The Mars Science Laboratory Rover is a beefed-up version of the robots Spirit and Opportunity, which have been on Mars for three years now.

The robots are checking to see if there is or ever was life on Mars. NASA said they dropped LANL because the agency had to cut costs.

Anonymous said...

Not to worry about that recent NASA WFO loss. Terry's MaRIE 'Signature Facility' will have sponsors beating down the doors to send us money. Heck, with swell ideas like MaRIE, we'll be able to quickly raise the TSM FTE rates to over $500 K per year!

Anonymous said...

For all of the 'kids do drugs, adults do not' posters, here is something from today's NYT ("This Is Your (Father’s) Brain on Drugs")

"Our most reliable measures show Americans ages 35 to 54 are suffering ballooning crises:

18,249 deaths from overdoses of illicit drugs in 2004, up 550 percent per capita since 1975, according to data from the National Center for Health Statistics.

More than four million arrests in 2005, including one million for violent crimes, 500,000 for drugs and 650,000 for drinking-related offenses, according to the F.B.I. All told, this represented a 200 percent leap per capita in major index felonies since 1975.

370,000 people treated in hospital emergency rooms for abusing illegal drugs in 2005, with overdose rates for heroin, cocaine, pharmaceuticals and drugs mixed with alcohol far higher than among teenagers."

Anonymous said...

The University of California should be fined $1 billion for the 65 years it allowed things to go to hell in a hand basket in Los Alamos. The arrogance we see in Lab culture today is totally due to UC oversight (or lack of). UC should have left town gracefully last year, but like a pimp unwilling to give up his territory, UC decided to partner up with the mob to maintain its strangle hold on all "its" national lab holdings. As a result, UC is now no better than the thugs it partnered up with.

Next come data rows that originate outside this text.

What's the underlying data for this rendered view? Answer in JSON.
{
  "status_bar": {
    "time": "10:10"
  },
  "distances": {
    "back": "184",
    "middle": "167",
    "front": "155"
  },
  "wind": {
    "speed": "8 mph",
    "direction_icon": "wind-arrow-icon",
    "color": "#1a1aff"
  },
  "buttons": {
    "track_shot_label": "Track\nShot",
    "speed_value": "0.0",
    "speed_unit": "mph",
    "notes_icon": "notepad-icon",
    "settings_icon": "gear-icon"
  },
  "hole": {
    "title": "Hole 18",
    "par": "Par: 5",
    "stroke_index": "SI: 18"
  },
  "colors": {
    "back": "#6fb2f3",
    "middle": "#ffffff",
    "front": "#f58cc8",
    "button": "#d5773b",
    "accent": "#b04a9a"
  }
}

Gussie Fink-Nottle said...

8:39 --

It's as if you were reading my mind.


Anonymous said...

8:39 AM.

LANL did not want and openly resisted UCOP involvement in LANL managment for 65 years. UCOP for its part went along with this by taking a position that since employees at LANL were UC employees, decisions made by LANL employees were UC decisions - and this would be the extent of UC's involvement in day to day operations (along with picking a Lab Director).

LANL and DOE got what each wanted - an paper tiger manager and whipping boy when things went bad.

Anonymous said...

That's not quite the complete picture, 9:05. When that fucking disaster of a UC-appointed director, Nanos, ran totally out of control in 2004, UC (Dynes, Foley) were paralyzed. They had ample opportunity to minimize the damage done by Nanos, and chose complete inaction instead.